Boasting confident storytelling and visual trickery to match his protagonist’s skills, “Sleight” impressed the Blumhouse team, who released it earlier this year to a gross of $3 million. The film only cost $250,000 to make, which is the kind of return on investment that Hollywood pays attention to. Dillard looks to be a likely candidate for the next indie breakout turned studio power player.
Post-college life can be tough, but it’s been absolutely tremendous for Daniel Scheinert and Daniel Kwan (collectively known as Daniels). The two filmmakers met in the Visual Media Arts program at Boston’s Emerson College, and they quickly landed directing gigs on music videos after gradating in 2009 and 2010, respectively. Their resume quickly filled out with the likes of videos for The Shines, Tenacious D, and Foster the People, and their insane spot for DJ Snake and Lil’ Jon’s “Turn Down For What” became a massive viral sensation and earned a 2015 Grammy nomination for Best Music Video.
The Daniels’ success with music videos gave them the platform needed to transition into filmmaking, and their debut, “Swiss Army Man,” became one of the most polarizing hits of the 2016 Sundance Film Festival. A24 ended up buying distribution rights after the two won Sundance’s Best Director prize, giving them one of the biggest indie platforms imaginable to get their work seen.
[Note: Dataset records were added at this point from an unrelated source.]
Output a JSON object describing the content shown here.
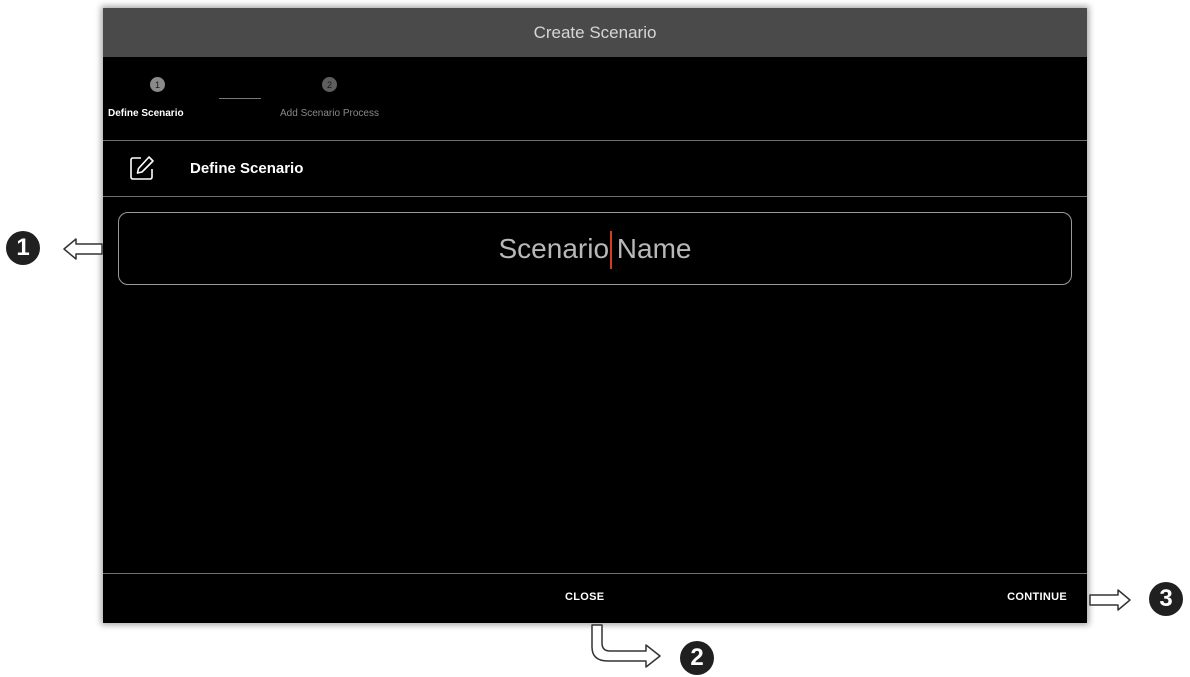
{
  "dialog": {
    "title": "Create Scenario"
  },
  "stepper": {
    "steps": [
      {
        "number": "1",
        "label": "Define Scenario"
      },
      {
        "number": "2",
        "label": "Add Scenario Process"
      }
    ]
  },
  "section": {
    "title": "Define Scenario",
    "icon": "edit-icon"
  },
  "form": {
    "scenario_name_placeholder": "Scenario Name",
    "scenario_name_value": ""
  },
  "footer": {
    "close_label": "CLOSE",
    "continue_label": "CONTINUE"
  },
  "annotations": {
    "badges": [
      "1",
      "2",
      "3"
    ]
  },
  "colors": {
    "titlebar": "#4a4a4a",
    "background": "#000000",
    "caret": "#d04020"
  }
}
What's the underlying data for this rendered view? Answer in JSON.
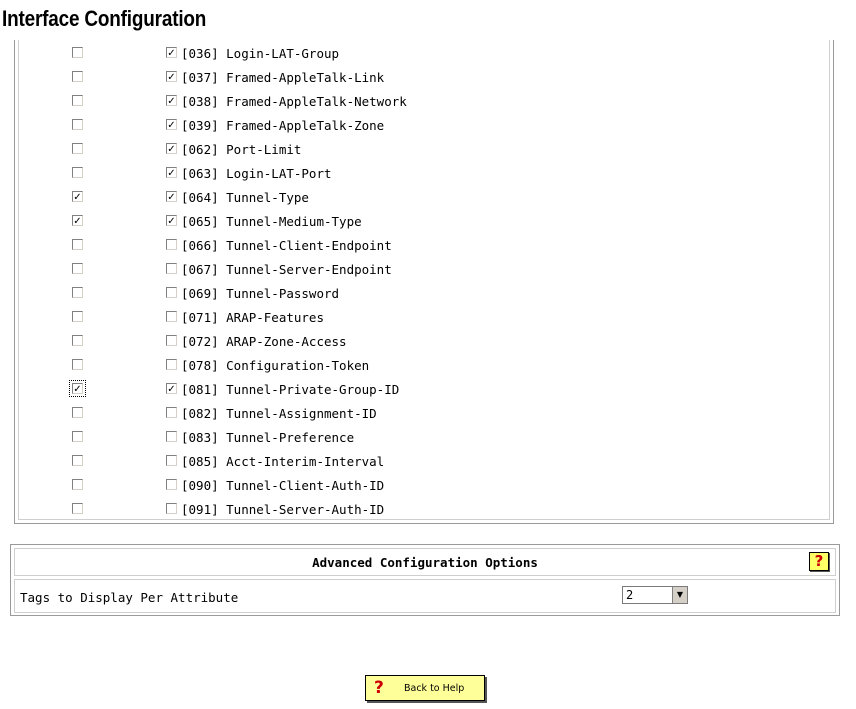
{
  "page": {
    "title": "Interface Configuration"
  },
  "attributes": [
    {
      "label": "[036] Login-LAT-Group",
      "left_checked": false,
      "right_checked": true
    },
    {
      "label": "[037] Framed-AppleTalk-Link",
      "left_checked": false,
      "right_checked": true
    },
    {
      "label": "[038] Framed-AppleTalk-Network",
      "left_checked": false,
      "right_checked": true
    },
    {
      "label": "[039] Framed-AppleTalk-Zone",
      "left_checked": false,
      "right_checked": true
    },
    {
      "label": "[062] Port-Limit",
      "left_checked": false,
      "right_checked": true
    },
    {
      "label": "[063] Login-LAT-Port",
      "left_checked": false,
      "right_checked": true
    },
    {
      "label": "[064] Tunnel-Type",
      "left_checked": true,
      "right_checked": true
    },
    {
      "label": "[065] Tunnel-Medium-Type",
      "left_checked": true,
      "right_checked": true
    },
    {
      "label": "[066] Tunnel-Client-Endpoint",
      "left_checked": false,
      "right_checked": false
    },
    {
      "label": "[067] Tunnel-Server-Endpoint",
      "left_checked": false,
      "right_checked": false
    },
    {
      "label": "[069] Tunnel-Password",
      "left_checked": false,
      "right_checked": false
    },
    {
      "label": "[071] ARAP-Features",
      "left_checked": false,
      "right_checked": false
    },
    {
      "label": "[072] ARAP-Zone-Access",
      "left_checked": false,
      "right_checked": false
    },
    {
      "label": "[078] Configuration-Token",
      "left_checked": false,
      "right_checked": false
    },
    {
      "label": "[081] Tunnel-Private-Group-ID",
      "left_checked": true,
      "right_checked": true,
      "left_focused": true
    },
    {
      "label": "[082] Tunnel-Assignment-ID",
      "left_checked": false,
      "right_checked": false
    },
    {
      "label": "[083] Tunnel-Preference",
      "left_checked": false,
      "right_checked": false
    },
    {
      "label": "[085] Acct-Interim-Interval",
      "left_checked": false,
      "right_checked": false
    },
    {
      "label": "[090] Tunnel-Client-Auth-ID",
      "left_checked": false,
      "right_checked": false
    },
    {
      "label": "[091] Tunnel-Server-Auth-ID",
      "left_checked": false,
      "right_checked": false
    }
  ],
  "advanced": {
    "title": "Advanced Configuration Options",
    "help_icon": "question-mark-icon",
    "tags_label": "Tags to Display Per Attribute",
    "tags_value": "2"
  },
  "back_button": {
    "label": "Back to Help",
    "icon": "question-mark-icon"
  },
  "colors": {
    "help_bg": "#ffff66",
    "button_bg": "#ffff99",
    "icon_red": "#cc0000"
  }
}
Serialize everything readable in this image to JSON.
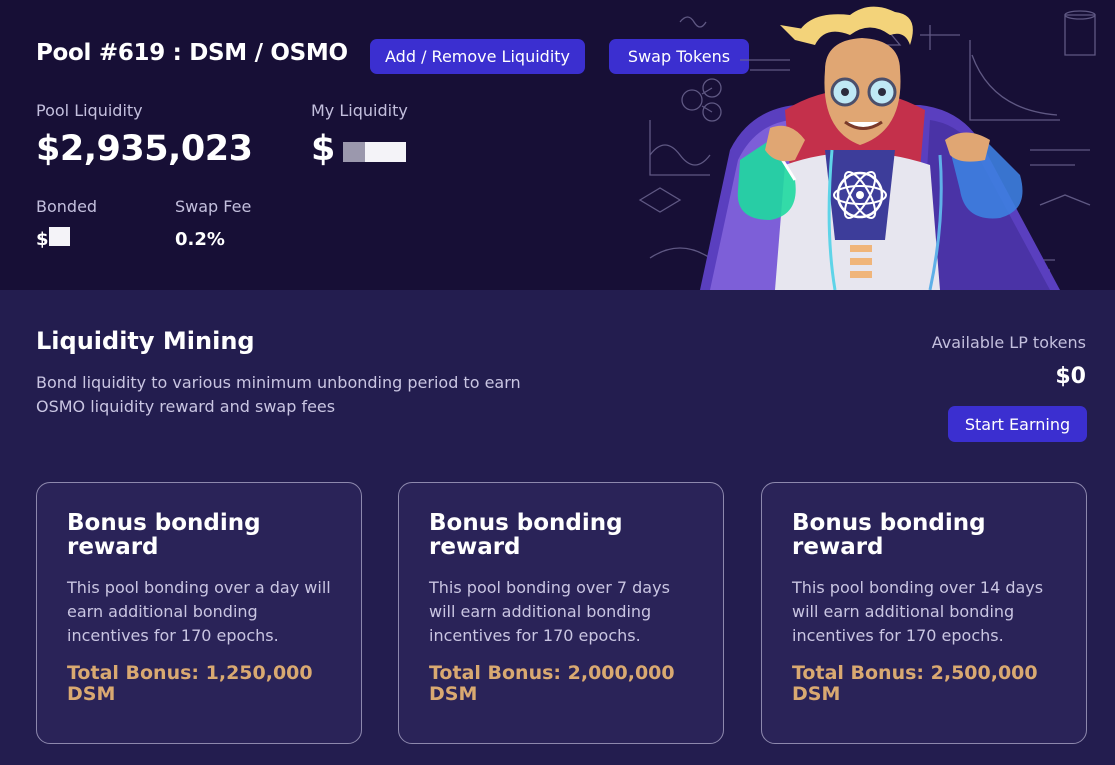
{
  "header": {
    "pool_title": "Pool #619 : DSM / OSMO",
    "add_remove_label": "Add / Remove Liquidity",
    "swap_label": "Swap Tokens",
    "pool_liquidity_label": "Pool Liquidity",
    "pool_liquidity_value": "$2,935,023",
    "my_liquidity_label": "My Liquidity",
    "my_liquidity_value": "$",
    "bonded_label": "Bonded",
    "bonded_value": "$",
    "swap_fee_label": "Swap Fee",
    "swap_fee_value": "0.2%"
  },
  "mining": {
    "title": "Liquidity Mining",
    "description": "Bond liquidity to various minimum unbonding period to earn OSMO liquidity reward and swap fees",
    "lp_label": "Available LP tokens",
    "lp_value": "$0",
    "start_label": "Start Earning"
  },
  "cards": [
    {
      "title": "Bonus bonding reward",
      "text": "This pool bonding over a day will earn additional bonding incentives for 170 epochs.",
      "bonus": "Total Bonus: 1,250,000 DSM"
    },
    {
      "title": "Bonus bonding reward",
      "text": "This pool bonding over 7 days will earn additional bonding incentives for 170 epochs.",
      "bonus": "Total Bonus: 2,000,000 DSM"
    },
    {
      "title": "Bonus bonding reward",
      "text": "This pool bonding over 14 days will earn additional bonding incentives for 170 epochs.",
      "bonus": "Total Bonus: 2,500,000 DSM"
    }
  ],
  "colors": {
    "header_bg": "#170f36",
    "page_bg": "#231d4f",
    "button": "#3b2fd0",
    "bonus_text": "#d9a971"
  },
  "icons": {
    "illustration": "scientist-mascot-illustration"
  }
}
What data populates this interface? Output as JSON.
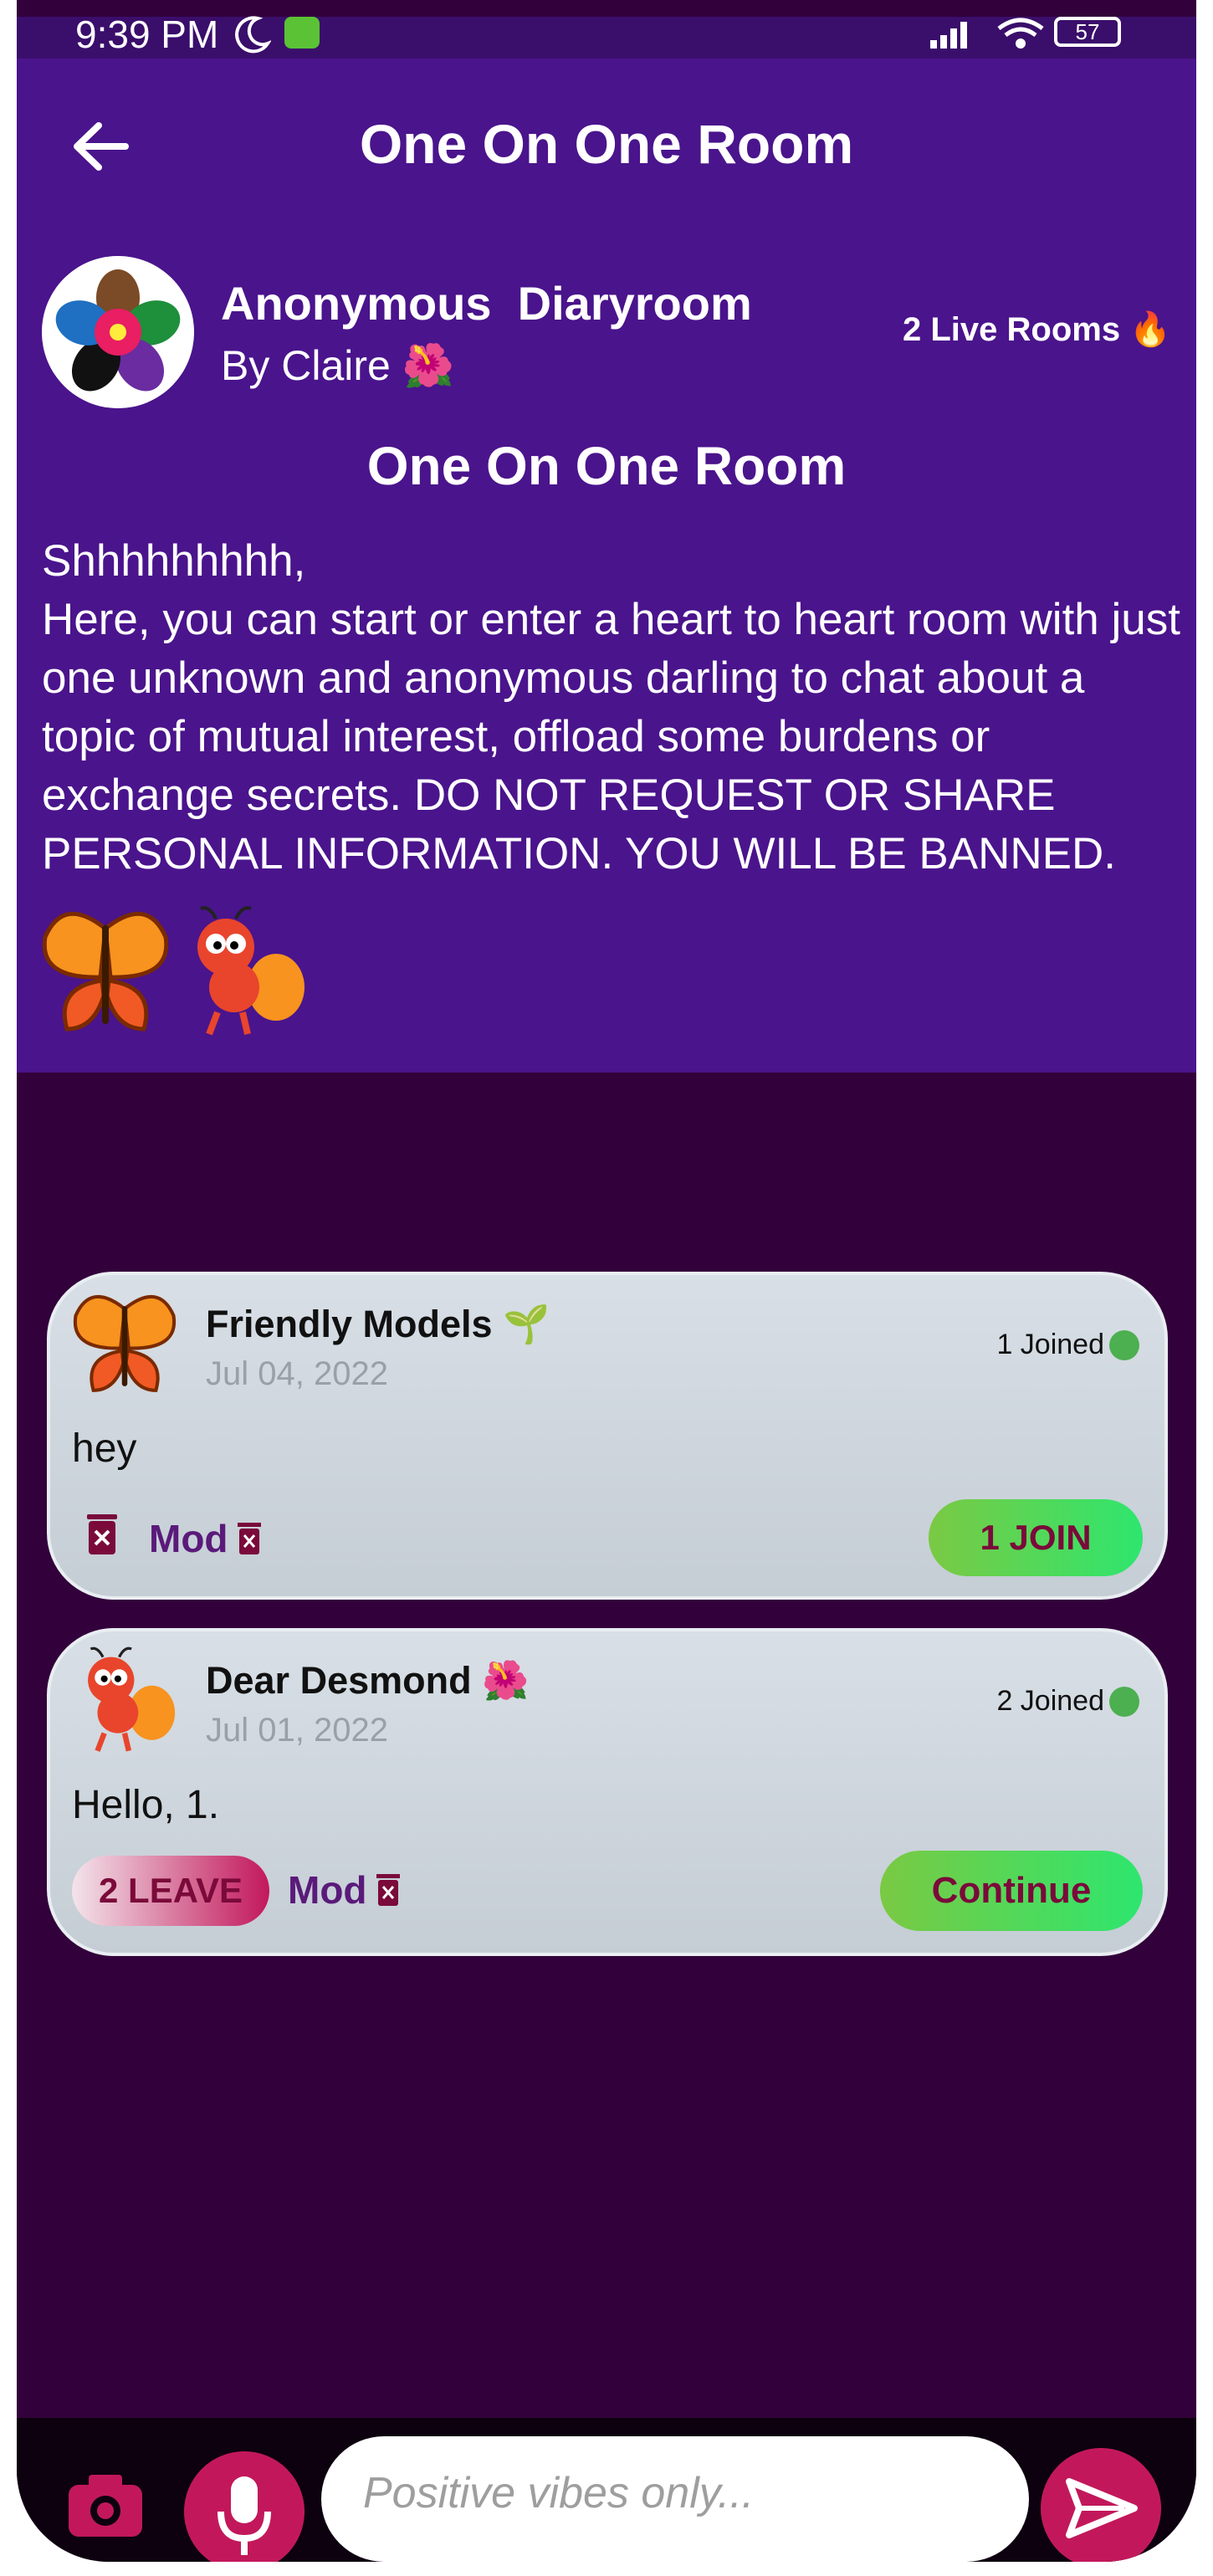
{
  "status_bar": {
    "time": "9:39 PM",
    "battery": "57"
  },
  "appbar": {
    "title": "One On One Room"
  },
  "room": {
    "name": "Anonymous  Diaryroom",
    "by": "By Claire 🌺",
    "live_rooms": "2 Live Rooms 🔥",
    "section_title": "One On One Room",
    "description": "Shhhhhhhhh,\nHere, you can start or enter a heart to heart room with just one unknown and anonymous darling to chat about a topic of mutual interest, offload some burdens or exchange secrets. DO NOT REQUEST OR SHARE PERSONAL INFORMATION. YOU WILL BE BANNED."
  },
  "cards": [
    {
      "title": "Friendly Models 🌱",
      "date": "Jul 04, 2022",
      "joined": "1 Joined",
      "message": "hey",
      "mod_label": "Mod",
      "action_label": "1 JOIN",
      "avatar_icon": "butterfly-icon"
    },
    {
      "title": "Dear Desmond 🌺",
      "date": "Jul 01, 2022",
      "joined": "2 Joined",
      "message": "Hello, 1.",
      "mod_label": "Mod",
      "leave_label": "2 LEAVE",
      "action_label": "Continue",
      "avatar_icon": "ant-icon"
    }
  ],
  "composer": {
    "placeholder": "Positive vibes only..."
  },
  "colors": {
    "header_bg": "#4a148c",
    "page_bg": "#32003a",
    "accent_pink": "#c2185b",
    "join_green": "#2ee66e",
    "online_dot": "#4caf50"
  }
}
The duo’s energy behind the camera is undeniable, and “Swiss Army Man” was prasied as one of the most original movie offerings of 2016. Something tells us they should have no problem surprising us with their second film.
The summer between his sophomore and junior of high school Jack Fessenden shot his first feature, “Stray Bullets,” a hybrid story of teen friendship that intersects with a violent genre tale of gangsters on the lam. That at age 17 Fessenden had a movie with day-and-date distribution which he wrote, directed, starred in and composed the music for makes Xavier Dolan seem like a late bloomer. Fessenden grew up visiting the sets of his father, NYC horror guru and Glass Eye Pix founder Larry Fessenden, who shared with his son a love of craft over a steady diet of Hitchcock films.
Over the years, young Jack has received a first class nuts and bolts film education, but he is not simply a chip off the old block. What’s most impressive about “Bullets” is not simply how assuredly and economically the young filmmaker handles the choreography of violence, but how he finds subtlety and depth in the film’s quieter moments – Chris O’Falt
Not every aspiring filmmaker gets his or her feature debut made by James Schamus’ production company Symbolic Exchange and executive produced by an indie film veteran like David Gordon Green, but Amman Abbasi happens to be that good. The Pakistani-American writer, director, editor and composer brought his first feautre, “Dayveon,” to Sundance earlier this year to positive notices (IndieWire gave it a B+, calling it a “powerful coming-of-age story”) and a pick-up by FilmRise. With indie heavyweights already backing his vision from the beginning, there’s no telling how high Abbasi will soar.